Tiga orang pelintas tampak tertidur di bangku panjang karena datang kepagian. Setelah kami menunggu hingga pukul delapan, seorang warga Benghazi yang tidak sabar menanti meminta semua paspor kami. Ia yakin cap yang diperlukan bakal ditera bila kami menyuap petugas perbatasan.

Dia benar. Hanya sepuluh menit berselang, enam paspor kami sudah mendapat stempel keluar dari pihak imigrasi Mesir. "Fii fulus, kholas(ada uang, semua masalah selesai)," kata Neil al-Bassi seraya tersenyum. Sudah menjadi aturan tidak tertulis di Negeri Firaun, semua urusan bisa selesai dengan uang.

Di pos wilayah Libya, euforia kemenangan revolusi meruap di mana-mana. Bendera tiga warna (merah, hitam, dan hijau, dengan bulan sabit dan bintang di bagian tengah) berkibar dan dilukis di tiap dinding. "Libya hurra (Libya merdeka)," teriak seorang pemuda penjaga perbatasan sambil mengacungkan jari membentuk huruf V melambangkan kemenangan.

Seorang petugas menanyakan surat penerimaan dari tokoh Dewan Transisi Nasional sebagai tanda persetujuan bagi Tempo untuk meliput di negara itu. Maklum saja, Kedutaan Besar Libya di Jakarta tidak melayani permohonan visa karena situasi negara mereka. Setelah melalui interogasi, akhirnya cap itu diterakan.

Selanjutnya adalah perjalanan panjang dan melelahkan selama kurang-lebih enam jam menuju Benghazi. Di awal memasuki wilayah Libya, lukisan bendera tiga warna berdampingan dengan gambar tokoh pejuang Umar al-Mukhtar tampak di mana-mana. Gambar itu mendominasi dinding rumah, bangunan kosong, bedeng pos pemeriksaan, restoran, dan pompa bensin.

Setelah itu, hanya gambar bendera tiga warna yang tampak. Perjalanan menyusuri rute sepanjang 483,7 kilometer itu terasa membosankan. Di kanan-kiri hanya ada gurun pasir. Kadang ada sekumpulan unta dan sapi yang mencari makan. Hawa di luar amat panas dan angin bertiup kencang.
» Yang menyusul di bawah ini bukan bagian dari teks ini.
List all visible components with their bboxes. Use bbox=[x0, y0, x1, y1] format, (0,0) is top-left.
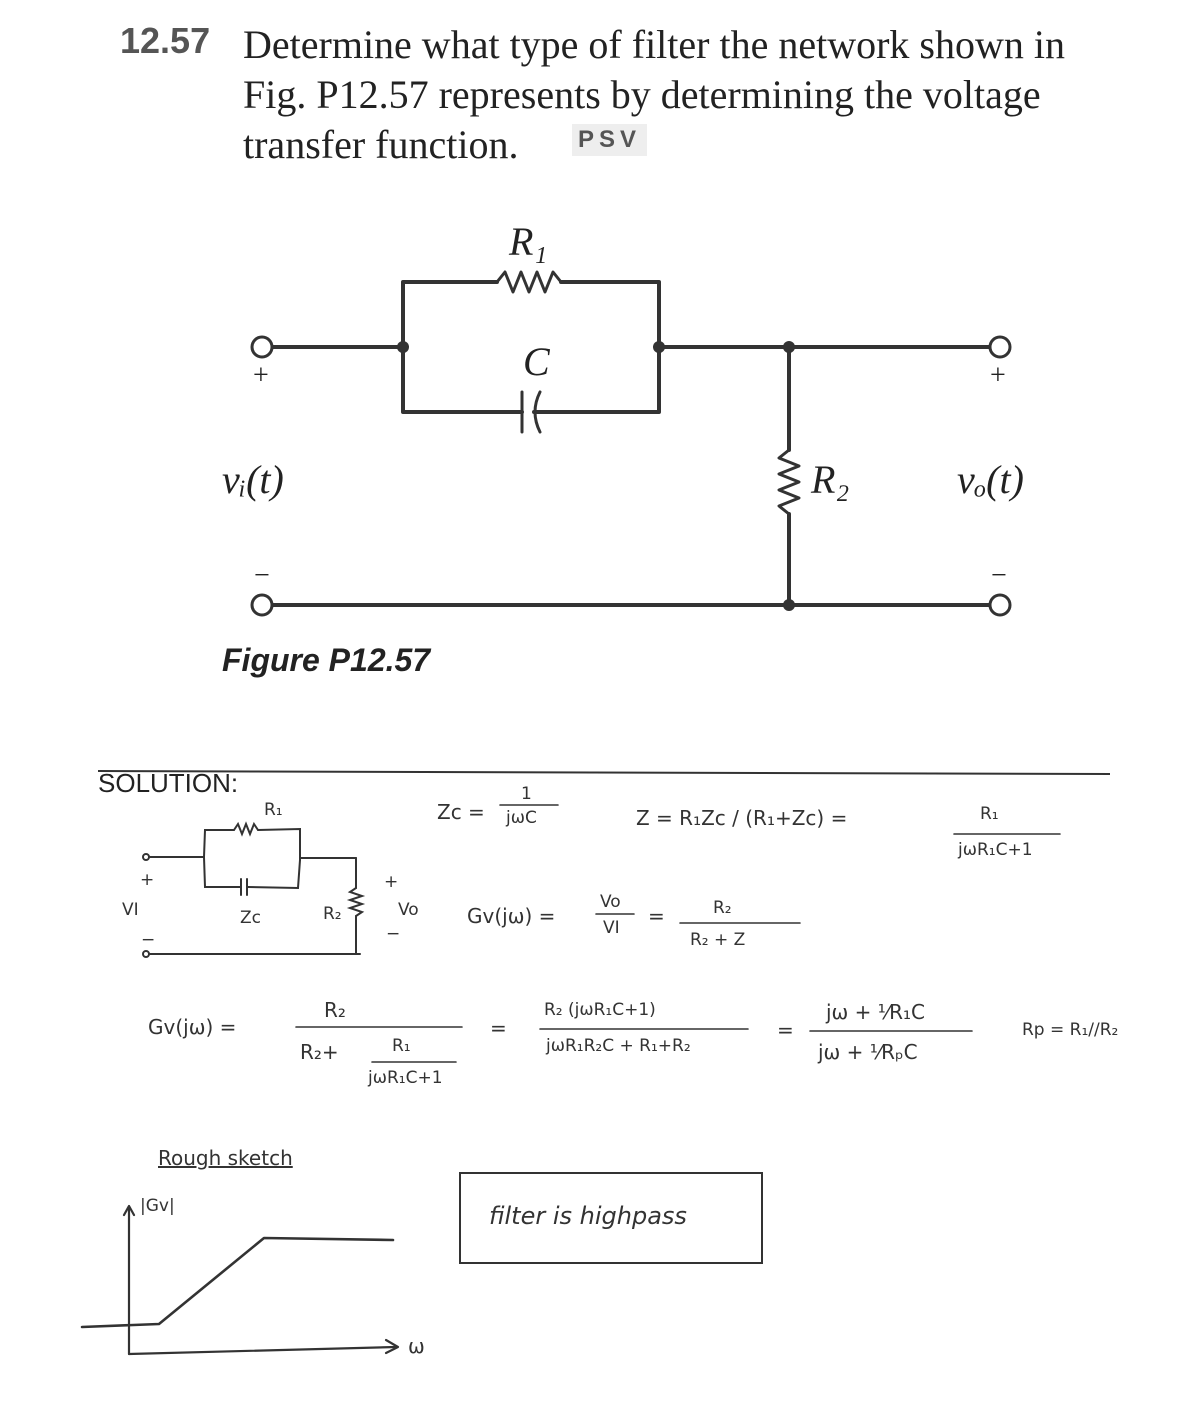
gv-denominator: R₂ + Z bbox=[690, 930, 746, 950]
r1-right-lead bbox=[559, 280, 661, 349]
conclusion-box: filter is highpass bbox=[459, 1172, 763, 1264]
mid-denominator: jωR₁R₂C + R₁+R₂ bbox=[546, 1036, 691, 1056]
label-r1: R₁ bbox=[509, 219, 548, 264]
big-numerator: R₂ bbox=[324, 998, 346, 1022]
gv-vo: Vo bbox=[600, 892, 621, 912]
node-right bbox=[653, 341, 665, 353]
rough-sketch-title: Rough sketch bbox=[158, 1146, 293, 1170]
node-left bbox=[397, 341, 409, 353]
sketch-x-axis bbox=[127, 1345, 398, 1356]
z-denominator: jωR₁C+1 bbox=[958, 840, 1033, 860]
right-denominator: jω + ¹⁄RₚC bbox=[818, 1040, 918, 1064]
figure-caption: Figure P12.57 bbox=[222, 642, 431, 678]
output-terminal-bottom bbox=[988, 593, 1012, 617]
mid-numerator: R₂ (jωR₁C+1) bbox=[544, 1000, 656, 1020]
sketch-label-vo-minus: − bbox=[386, 924, 401, 944]
sketch-label-vi-plus: + bbox=[140, 870, 155, 890]
gv-lhs: Gv(jω) = bbox=[467, 904, 556, 928]
gv-numerator: R₂ bbox=[713, 898, 732, 918]
conclusion-text: filter is highpass bbox=[489, 1202, 687, 1230]
sketch-r2-zigzag bbox=[346, 887, 366, 917]
r2-resistor bbox=[777, 448, 801, 516]
solution-divider bbox=[97, 770, 1111, 775]
sketch-label-zc: Zc bbox=[240, 908, 261, 928]
big-lhs: Gv(jω) = bbox=[148, 1015, 237, 1039]
sketch-c-left bbox=[203, 856, 241, 888]
zc-numerator: 1 bbox=[521, 784, 532, 804]
input-terminal-bottom bbox=[250, 593, 274, 617]
node-r2-top bbox=[783, 341, 795, 353]
label-output-plus: + bbox=[990, 360, 1006, 391]
circuit-nodes bbox=[397, 341, 795, 611]
equals-2: = bbox=[777, 1018, 794, 1042]
gv-equals: = bbox=[648, 904, 665, 928]
label-output-minus: − bbox=[991, 560, 1007, 591]
sketch-label-vi: VI bbox=[122, 900, 139, 920]
problem-text-line-2: Fig. P12.57 represents by determining th… bbox=[243, 72, 1041, 117]
problem-text-line-1: Determine what type of filter the networ… bbox=[243, 22, 1065, 67]
equals-1: = bbox=[490, 1016, 507, 1040]
problem-text-line-3: transfer function. bbox=[243, 122, 519, 167]
inner-numerator: R₁ bbox=[392, 1036, 411, 1056]
zc-lhs: Zc = bbox=[437, 800, 485, 824]
problem-number: 12.57 bbox=[120, 20, 211, 61]
rough-sketch-plot bbox=[80, 1204, 400, 1356]
node-r2-bottom bbox=[783, 599, 795, 611]
z-equation: Z = R₁Zc / (R₁+Zc) = bbox=[636, 806, 848, 830]
label-input-minus: − bbox=[254, 560, 270, 591]
sketch-label-vo: Vo bbox=[398, 900, 419, 920]
sketch-magnitude-curve bbox=[80, 1236, 395, 1329]
sketch-c-right bbox=[247, 859, 301, 890]
rough-sketch-ylabel: |Gv| bbox=[140, 1196, 175, 1216]
inner-denominator: jωR₁C+1 bbox=[368, 1068, 443, 1088]
big-denominator-a: R₂+ bbox=[300, 1040, 339, 1064]
sketch-terminal-bottom bbox=[142, 950, 150, 958]
rough-sketch-xlabel: ω bbox=[408, 1334, 425, 1358]
gv-vi: VI bbox=[603, 918, 620, 938]
zc-denominator: jωC bbox=[506, 808, 537, 828]
sketch-r1-zigzag bbox=[233, 821, 259, 837]
r1-resistor bbox=[495, 270, 563, 294]
circuit-diagram bbox=[250, 270, 1012, 617]
label-r2: R₂ bbox=[811, 457, 850, 502]
right-numerator: jω + ¹⁄R₁C bbox=[826, 1000, 926, 1024]
sketch-label-r1: R₁ bbox=[264, 800, 283, 820]
rp-note: Rp = R₁//R₂ bbox=[1022, 1020, 1119, 1040]
z-numerator: R₁ bbox=[980, 804, 999, 824]
label-vout: vₒ(t) bbox=[957, 457, 1024, 502]
output-terminal-top bbox=[988, 335, 1012, 359]
label-vin: vᵢ(t) bbox=[222, 457, 284, 502]
sketch-label-vo-plus: + bbox=[384, 872, 399, 892]
c-right-lead bbox=[532, 345, 661, 414]
input-terminal-top bbox=[250, 335, 274, 359]
sketch-y-arrow bbox=[122, 1204, 136, 1217]
sketch-label-r2: R₂ bbox=[323, 904, 342, 924]
psv-badge: PSV bbox=[572, 124, 648, 156]
sketch-x-arrow bbox=[384, 1338, 400, 1355]
equation-fraction-bars bbox=[295, 804, 1061, 1063]
sketch-r1-left bbox=[203, 829, 235, 858]
label-c: C bbox=[523, 339, 550, 384]
sketch-label-vi-minus: − bbox=[141, 930, 156, 950]
sketch-r1-right bbox=[257, 827, 301, 861]
solution-label: SOLUTION: bbox=[98, 768, 239, 798]
label-input-plus: + bbox=[253, 360, 269, 391]
r1-left-lead bbox=[401, 280, 499, 349]
solution-circuit-sketch bbox=[142, 821, 366, 958]
c-left-lead bbox=[401, 345, 524, 414]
Kamal Ahmad, sopir kami, punya resep jitu untuk menghindari kecurigaan para pemberontak yang menjaga lebih dari 20 pos pemeriksaan: ucapkan salam atau memberi tahu mereka bahwa kami orang Libya. Di tengah perjalanan, sebuah sedan berisi tentara pemberontak mengacungkan tanda V kepada kami.

Muhammad, pemuda Benghazi, bercerita bahwa kehidupan secara umum di wilayah yang sudah dikuasai pemberontak berangsur normal. "Kami mulai berbenah sekarang," kata lelaki yang baru pulang ke kampung halamannya setelah menyelesaikan program master di Universitas Perugia, Italia, itu.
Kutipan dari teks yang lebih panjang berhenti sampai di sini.